His career in radio began in 1982, with the launch of BBC Radio Cambridgeshire. There he hosted the breakfast show and was later a mid-morning presenter. In 1983, Barraclaugh's show moved to the Peterborough studio. In 1986, he moved to Manchester to produce programmes and sessions for Radios 1 and 2. While in Manchester he also wrote and produced the first definitive radio documentary series about Country music. The series was called "Hit It Boys", and was presented by Ricky Skaggs. After a year in Manchester, he moved to London, where he produced further documentaries, Radio 2's Gloria Hunniford, and Wally Whyton's Country Club.

With an upsurge of interest in the Country genre in the early 1990s, BBC Radio 2 was keen to put together a new show which would reflect the changes in the music, and its growing popularity. Nick's name was put forward. Consequently, Nick Barraclough's New Country was commissioned in 1992. An initial run of three months was planned, but the show quickly gained an audience, so became a regular feature of Radio 2's weekly schedule. It ran on a weekly basis until April 2007, when 'New' Country became indistinguishable from 'Mainstream' Country and the network felt it could no longer sustain two weekly specialist music shows covering the same genre.

Nick left Radio 2 and did a brief stint on Smooth Radio, where he presented the country music programme on Sunday evenings. Since then he has produced three major series for the Guardian Media Group; on the music of the Mississippi, New York's Brill Building and the West Coast music scene between 1960 and 2000, as well as several projects for Radio 4 and Radio 2.

==Producer==

Nick founded the radio production company, Smooth Operations in 1992, initially to produce his long running show. He was later joined by former Radio 1 and 2 executive producer John Leonard. Smooth Operations went on to produce Mike Harding's folk show, Mark Radcliffe's late-night Radio 2 show, rock and soul strands and other documentaries and series for the Radio 2 network. Smooth Operations is now part of the 7Digital music group.

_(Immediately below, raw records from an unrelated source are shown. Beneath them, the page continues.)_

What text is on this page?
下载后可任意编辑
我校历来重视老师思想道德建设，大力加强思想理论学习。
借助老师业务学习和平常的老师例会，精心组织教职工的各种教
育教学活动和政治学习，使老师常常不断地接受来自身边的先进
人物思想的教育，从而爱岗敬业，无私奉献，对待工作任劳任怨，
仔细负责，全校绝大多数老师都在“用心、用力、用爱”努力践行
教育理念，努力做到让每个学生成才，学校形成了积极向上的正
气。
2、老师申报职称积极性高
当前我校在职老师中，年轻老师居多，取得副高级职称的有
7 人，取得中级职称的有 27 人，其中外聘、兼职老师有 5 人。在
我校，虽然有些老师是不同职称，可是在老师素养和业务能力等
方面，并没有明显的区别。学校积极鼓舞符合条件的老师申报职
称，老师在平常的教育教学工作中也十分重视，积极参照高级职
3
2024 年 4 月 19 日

He has produced albums for Lizzie J Taylor, John Holder, All the Federales and The Pillars of Creation. In 2023 he released an album of his own songs, A Fool's Errand.

==Bibliography==

In addition to his own memoir, he has written a novel based on the life of the artist Wesley West titled Kin: Blood Is Thinner Than Water, and the story of the Flying Pig, a Cambridge pub and venue, titled A Disorderly House.

- Barraclough, Nick (2018). ""A Disorderly House": The colourful but murky, occasionally bawdy, and often really rather dodgy history of the Flying Pig"

==Accolades==

In 2001, he was awarded the Country Music Association's International Country Broadcaster Award for his work on promoting country music in the UK.

In 2010 he was nominated for Best Music Entertainment Producer in the Radio Production Awards; for R.E.S.P.E.C.T., the Art of Backing Vocals.

==Personal life==
Nick lives in Cambridge, with wife Judy.